I was given a copy of this book along with a request for a review by Carolyn Curtis, one of the editors. Having read a couple of Lewis’ books and watched Shadowlands and The Lion, the Witch, and the Wardrobe, I was an admirer of the man but not what you would call an ardent fan of his work. Surprised by Joy was a pleasurable read for me, but Mere Christianity required careful and time-intensive processing. I assumed this book would be much the same and, frankly, wasn’t too excited at the prospect of such heavy reading. But Curtis was such a delightful person, I couldn’t refuse. And I’m so glad I didn’t. The book, while written by erudite and scholarly contributors, is far from heavy-handed or complicated. Once I began reading, I found it absorbing. Divided into brief, manageable sections, the book lends itself to being read in short increments. But individual essays/interviews were so engaging I couldn’t wait to dive into the next one. I finished it in four days. (And I’m a slow reader.)
Two questions drive the content of this book: Was Lewis a sexist, even a misogynist, as many critics have labeled him? Is his work relevant and does it speak to our current culture? In regard to the first question, the book offers so much evidence refuting the charges—the women in Lewis’ own life, excerpts from his writings both public and private—as to make the accusations appear   ludicrous. Indeed, such charges put Lewis in good company. The same ones have been hurled against Jesus and the Apostle Paul, two figures who have done more to change attitudes toward women than any other in history.  Concerning the second question, the book was an eye-opening experience for me. I was born in the US, came of age in the sixties, and entered the workforce in the seventies. I also grew up surrounded by Christian friends and family. Benefitting from the support of those around me and from the hard work of so many who came before me, I never felt held back or less valuable because I am female. Reading this book, however, made me realize how ego- and ethnocentric I have become. It reminded me of the severity and extent to which injustice toward women (and men) exists in the world. It convinced me that, in today’s climate, communicating the “high view” Lewis held of women is more critical than ever.

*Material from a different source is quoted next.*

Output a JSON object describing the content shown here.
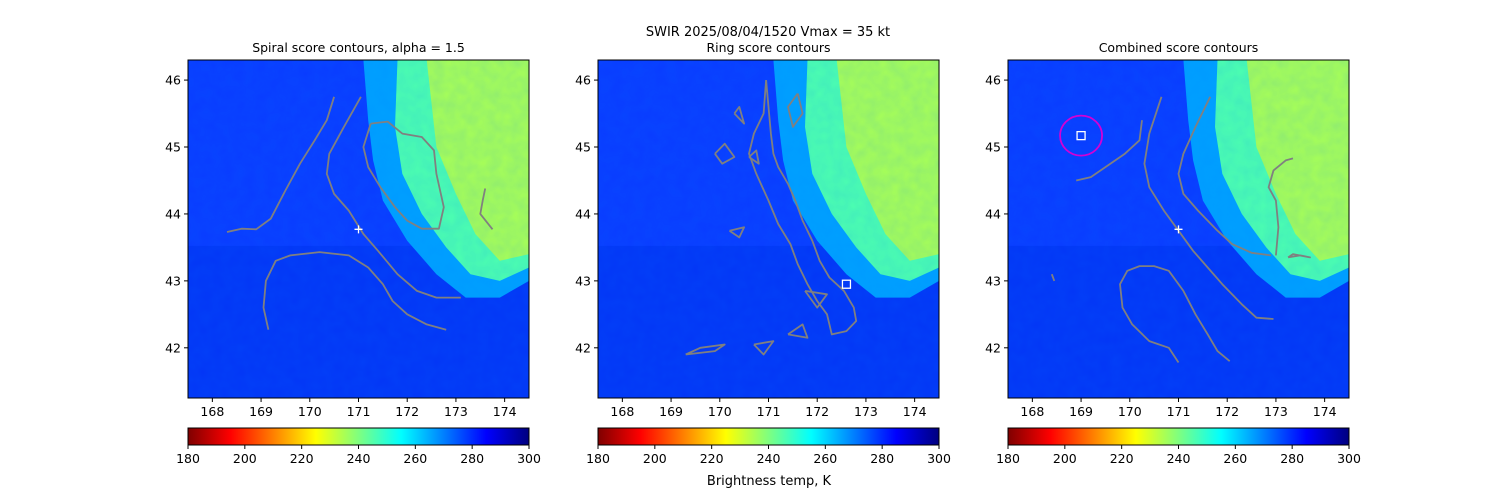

For me, one of the hallmarks of a good book is that the reader can glean “extras” from it, whether or not intended by the writer(s). Among the extras I gained from this book:
1) Confirmation that Christians aren’t stupid - In an increasingly secular culture, the media love to portray Christians as knuckle-dragging troglodytes—persons who exchange all intellect and reason for emotion and superstition. While Christianity does indeed involve edification of the heart and spirit, this impressive group of writers, scholars, and thinkers proves that the brain doesn’t have to be sacrificed in the process.
2) A re-vamped and compelling TBR list – The extensive references throughout this book to Lewis’ works, both fiction and nonfiction, have kindled a fire in me to read them. As a child, I never read The Chronicles of Narnia, but at the conclusion of this book, I immediately ordered a boxed set for my grandsons. And I plan to read it along with them!

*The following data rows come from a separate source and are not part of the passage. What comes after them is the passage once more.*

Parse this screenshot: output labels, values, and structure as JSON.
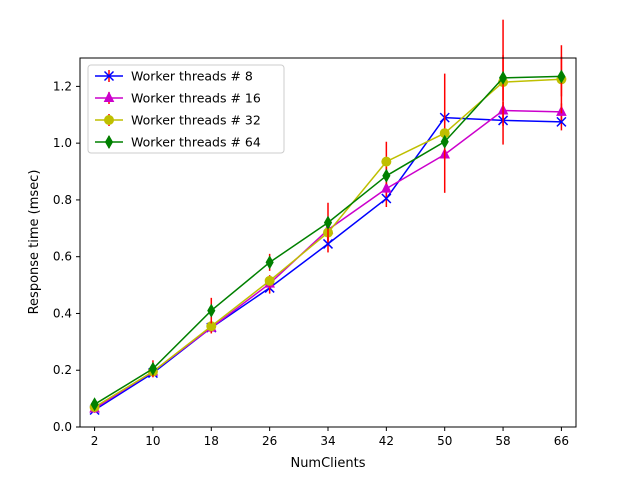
{
  "chart_data": {
    "type": "line",
    "title": "",
    "xlabel": "NumClients",
    "ylabel": "Response time (msec)",
    "x": [
      2,
      10,
      18,
      26,
      34,
      42,
      50,
      58,
      66
    ],
    "x_ticks": [
      "2",
      "10",
      "18",
      "26",
      "34",
      "42",
      "50",
      "58",
      "66"
    ],
    "y_ticks": [
      "0.0",
      "0.2",
      "0.4",
      "0.6",
      "0.8",
      "1.0",
      "1.2"
    ],
    "xlim": [
      0,
      68
    ],
    "ylim": [
      0,
      1.3
    ],
    "grid": false,
    "legend_position": "upper-left",
    "errorbar_color": "#ff0000",
    "series": [
      {
        "name": "Worker threads # 8",
        "color": "#0000ff",
        "marker": "x-cross",
        "values": [
          0.06,
          0.19,
          0.35,
          0.49,
          0.645,
          0.805,
          1.09,
          1.08,
          1.075
        ],
        "errors": [
          0.01,
          0.01,
          0.02,
          0.02,
          0.03,
          0.03,
          0.02,
          0.02,
          0.03
        ]
      },
      {
        "name": "Worker threads # 16",
        "color": "#cc00cc",
        "marker": "triangle-up",
        "values": [
          0.065,
          0.195,
          0.35,
          0.505,
          0.695,
          0.84,
          0.96,
          1.115,
          1.11
        ],
        "errors": [
          0.01,
          0.01,
          0.02,
          0.02,
          0.03,
          0.03,
          0.02,
          0.03,
          0.03
        ]
      },
      {
        "name": "Worker threads # 32",
        "color": "#bfbf00",
        "marker": "circle",
        "values": [
          0.07,
          0.195,
          0.355,
          0.515,
          0.685,
          0.935,
          1.035,
          1.215,
          1.225
        ],
        "errors": [
          0.01,
          0.01,
          0.02,
          0.02,
          0.03,
          0.07,
          0.21,
          0.22,
          0.12
        ]
      },
      {
        "name": "Worker threads # 64",
        "color": "#008000",
        "marker": "thin-diamond",
        "values": [
          0.08,
          0.205,
          0.41,
          0.58,
          0.72,
          0.885,
          1.005,
          1.23,
          1.235
        ],
        "errors": [
          0.01,
          0.03,
          0.045,
          0.03,
          0.07,
          0.03,
          0.02,
          0.08,
          0.07
        ]
      }
    ]
  }
}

3) Confirmation that the difference between the sexes matters far less than the difference between the “fallen” and the redeemed - The overarching purpose of Women and C. S. Lewis is to examine the charges of sexism leveled against him. But excerpt after excerpt from his post-conversion writings reveals Lewis’ guiding purpose in his own writing was to share his joy at discovering “... the dignity of a free moral agent made in God’s image to live a life worthy of my creator.” Certainly a message needed by all, regardless of their sex.